Gabriel schlenderte den Weg hinunter zu dem großen, schmiedeeisernen Tor, das rostig und schief in den Angeln hing und seit Jahren nicht mehr geschlossen worden war. Efeu und wilder Wein rankten sich um die Pfeiler, von denen der Putz abgeblättert war, sodass die roten Backsteine zu sehen waren. Zwischen wild wucherndem Brombeergestrüpp rostete ein alter Heuwender vor sich hin. Gabriel hasste das Haus, in dem er lebte. Zu viele ungute Erinnerungen, zu viele böse Geister aus der Vergangenheit umgaben ihn hier. Früher war alles einmal ein Bauernhof gewesen. Die ungenutzte Scheune und die Ställe gab es noch. So viele schreckliche Dinge waren hier geschehen. Aber er hatte es einfach nicht übers Herz bringen können, diesen Teil seiner Vergangenheit zu verkaufen. Denn diese Vergangenheit hatte ihn zu dem gemacht, was er heute war. Und darauf war Gabriel stolz.

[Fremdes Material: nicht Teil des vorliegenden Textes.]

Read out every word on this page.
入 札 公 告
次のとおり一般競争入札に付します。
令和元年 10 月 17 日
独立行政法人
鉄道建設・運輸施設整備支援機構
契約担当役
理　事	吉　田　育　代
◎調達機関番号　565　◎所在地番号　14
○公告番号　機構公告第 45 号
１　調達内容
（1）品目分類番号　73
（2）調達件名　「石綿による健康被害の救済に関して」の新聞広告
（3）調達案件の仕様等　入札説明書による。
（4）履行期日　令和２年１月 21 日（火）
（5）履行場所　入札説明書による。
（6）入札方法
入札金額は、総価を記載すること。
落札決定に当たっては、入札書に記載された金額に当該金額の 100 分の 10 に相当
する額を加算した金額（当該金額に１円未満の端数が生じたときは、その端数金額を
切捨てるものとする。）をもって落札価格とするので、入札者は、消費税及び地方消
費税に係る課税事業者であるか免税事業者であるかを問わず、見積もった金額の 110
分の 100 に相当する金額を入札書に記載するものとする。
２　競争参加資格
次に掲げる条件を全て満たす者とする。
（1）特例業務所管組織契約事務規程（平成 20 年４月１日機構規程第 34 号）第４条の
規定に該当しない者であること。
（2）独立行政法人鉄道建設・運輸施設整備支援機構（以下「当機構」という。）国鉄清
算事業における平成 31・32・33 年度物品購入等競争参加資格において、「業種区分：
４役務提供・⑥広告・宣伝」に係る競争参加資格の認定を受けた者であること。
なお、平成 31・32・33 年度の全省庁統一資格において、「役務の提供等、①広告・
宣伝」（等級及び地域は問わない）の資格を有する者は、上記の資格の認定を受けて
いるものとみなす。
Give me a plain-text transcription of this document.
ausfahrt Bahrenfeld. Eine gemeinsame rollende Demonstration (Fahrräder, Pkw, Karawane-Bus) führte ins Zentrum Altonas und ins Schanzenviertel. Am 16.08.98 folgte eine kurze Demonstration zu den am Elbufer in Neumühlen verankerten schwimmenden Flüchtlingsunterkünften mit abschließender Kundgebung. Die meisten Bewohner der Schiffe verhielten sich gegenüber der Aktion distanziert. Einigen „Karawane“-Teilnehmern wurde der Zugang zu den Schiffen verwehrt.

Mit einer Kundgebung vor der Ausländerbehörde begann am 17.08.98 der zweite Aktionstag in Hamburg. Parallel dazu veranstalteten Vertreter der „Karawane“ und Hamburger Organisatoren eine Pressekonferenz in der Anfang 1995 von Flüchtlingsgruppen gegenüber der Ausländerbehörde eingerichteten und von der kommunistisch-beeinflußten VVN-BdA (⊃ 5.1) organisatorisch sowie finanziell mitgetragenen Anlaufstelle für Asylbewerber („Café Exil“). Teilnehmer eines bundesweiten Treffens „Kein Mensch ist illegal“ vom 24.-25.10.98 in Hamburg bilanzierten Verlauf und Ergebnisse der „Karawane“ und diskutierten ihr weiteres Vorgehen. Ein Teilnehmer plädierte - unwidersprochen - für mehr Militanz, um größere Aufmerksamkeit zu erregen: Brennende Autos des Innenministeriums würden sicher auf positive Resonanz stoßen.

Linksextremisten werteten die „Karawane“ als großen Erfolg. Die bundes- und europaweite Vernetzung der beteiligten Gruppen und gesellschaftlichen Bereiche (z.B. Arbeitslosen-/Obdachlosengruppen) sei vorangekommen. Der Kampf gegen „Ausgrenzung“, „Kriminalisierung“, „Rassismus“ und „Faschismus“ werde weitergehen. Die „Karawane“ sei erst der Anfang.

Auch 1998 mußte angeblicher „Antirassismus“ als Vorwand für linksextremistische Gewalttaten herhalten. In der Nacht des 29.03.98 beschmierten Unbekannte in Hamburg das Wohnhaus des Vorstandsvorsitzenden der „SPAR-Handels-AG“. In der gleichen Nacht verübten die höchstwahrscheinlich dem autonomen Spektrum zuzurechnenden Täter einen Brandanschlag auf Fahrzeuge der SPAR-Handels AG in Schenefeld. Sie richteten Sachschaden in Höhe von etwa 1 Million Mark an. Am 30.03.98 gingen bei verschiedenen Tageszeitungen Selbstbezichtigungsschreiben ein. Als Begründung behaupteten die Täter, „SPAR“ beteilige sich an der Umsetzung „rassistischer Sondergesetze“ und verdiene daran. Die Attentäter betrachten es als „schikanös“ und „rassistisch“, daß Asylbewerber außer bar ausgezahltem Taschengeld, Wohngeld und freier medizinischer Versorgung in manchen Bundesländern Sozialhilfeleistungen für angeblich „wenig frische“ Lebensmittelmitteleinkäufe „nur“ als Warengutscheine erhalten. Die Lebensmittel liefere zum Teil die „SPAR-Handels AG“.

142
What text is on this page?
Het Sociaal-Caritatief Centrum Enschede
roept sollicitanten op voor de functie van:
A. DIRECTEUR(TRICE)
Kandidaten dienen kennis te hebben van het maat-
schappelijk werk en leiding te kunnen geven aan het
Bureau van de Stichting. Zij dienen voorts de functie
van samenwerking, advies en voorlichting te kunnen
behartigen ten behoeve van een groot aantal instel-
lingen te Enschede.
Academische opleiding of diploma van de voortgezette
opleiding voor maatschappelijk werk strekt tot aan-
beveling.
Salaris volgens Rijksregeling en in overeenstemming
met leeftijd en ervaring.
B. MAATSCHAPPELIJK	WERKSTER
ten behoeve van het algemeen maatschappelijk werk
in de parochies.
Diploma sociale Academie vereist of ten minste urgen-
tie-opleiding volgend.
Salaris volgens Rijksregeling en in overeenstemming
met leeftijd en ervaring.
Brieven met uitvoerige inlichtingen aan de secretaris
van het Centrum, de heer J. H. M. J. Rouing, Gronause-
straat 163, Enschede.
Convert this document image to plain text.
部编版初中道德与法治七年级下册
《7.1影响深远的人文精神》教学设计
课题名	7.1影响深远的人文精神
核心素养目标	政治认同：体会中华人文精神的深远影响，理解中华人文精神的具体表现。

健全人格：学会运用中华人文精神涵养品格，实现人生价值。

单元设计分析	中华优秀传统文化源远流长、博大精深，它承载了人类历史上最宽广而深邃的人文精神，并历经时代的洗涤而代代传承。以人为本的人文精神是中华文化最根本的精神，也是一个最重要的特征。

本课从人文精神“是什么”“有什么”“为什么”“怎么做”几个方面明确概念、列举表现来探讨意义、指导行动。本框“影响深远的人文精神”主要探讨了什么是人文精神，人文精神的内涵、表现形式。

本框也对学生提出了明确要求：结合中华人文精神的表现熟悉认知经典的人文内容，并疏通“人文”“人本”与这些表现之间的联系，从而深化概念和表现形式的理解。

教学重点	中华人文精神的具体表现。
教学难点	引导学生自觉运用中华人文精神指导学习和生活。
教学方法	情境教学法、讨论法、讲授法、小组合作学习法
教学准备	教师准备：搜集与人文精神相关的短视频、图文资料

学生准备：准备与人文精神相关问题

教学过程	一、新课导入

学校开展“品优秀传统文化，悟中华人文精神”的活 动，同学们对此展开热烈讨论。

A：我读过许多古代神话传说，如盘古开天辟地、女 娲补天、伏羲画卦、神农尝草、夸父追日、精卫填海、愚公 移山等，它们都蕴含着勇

Ich habe mich nicht brechen lassen.
Ich bin stark.
Und bald werde ich nicht mehr alleine sein.
Alles verlief nach Plan. Er konnte beginnen, das Haus für sie herzurichten. Es würde ihr hier gefallen, dessen war er sich absolut sicher. Sie beide würden zusammen ihre eigene Welt erschaffen. Eine Welt, in der sie einander genug sein würden. Sie würde im Glanz seiner Liebe erblühen wie eine Blume, die den Sommer herbeisehnt.
Es würde ihr hier an nichts fehlen.
Sie würde ihr altes Leben nicht vermissen.
Dafür würde er sorgen.
Nach der Schule, auf dem Weg zur Bushaltestelle, sah Judith Jan allein an der Straßenecke stehen, wo er offensichtlich schon länger gewartet hatte. Vor den wiederkehrenden, heftigen Regengüssen hatte er Schutz unter einem Baum gesucht. Trotzdem klebte ihm das dunkle lange Haar am Kopf, die dünne beige Jacke hatte sich an den Schultern dunkel verfärbt. Sein blauer Schulrucksack stand zu seinen Füßen, die Riemen hingen in einer Pfütze.
Judith wollte gerade diskret umkehren und einen anderen Weg einschlagen, als Jan den Blick hob. Er nahm die Ohrstöpsel raus und drückte eine Taste auf seinem Handy.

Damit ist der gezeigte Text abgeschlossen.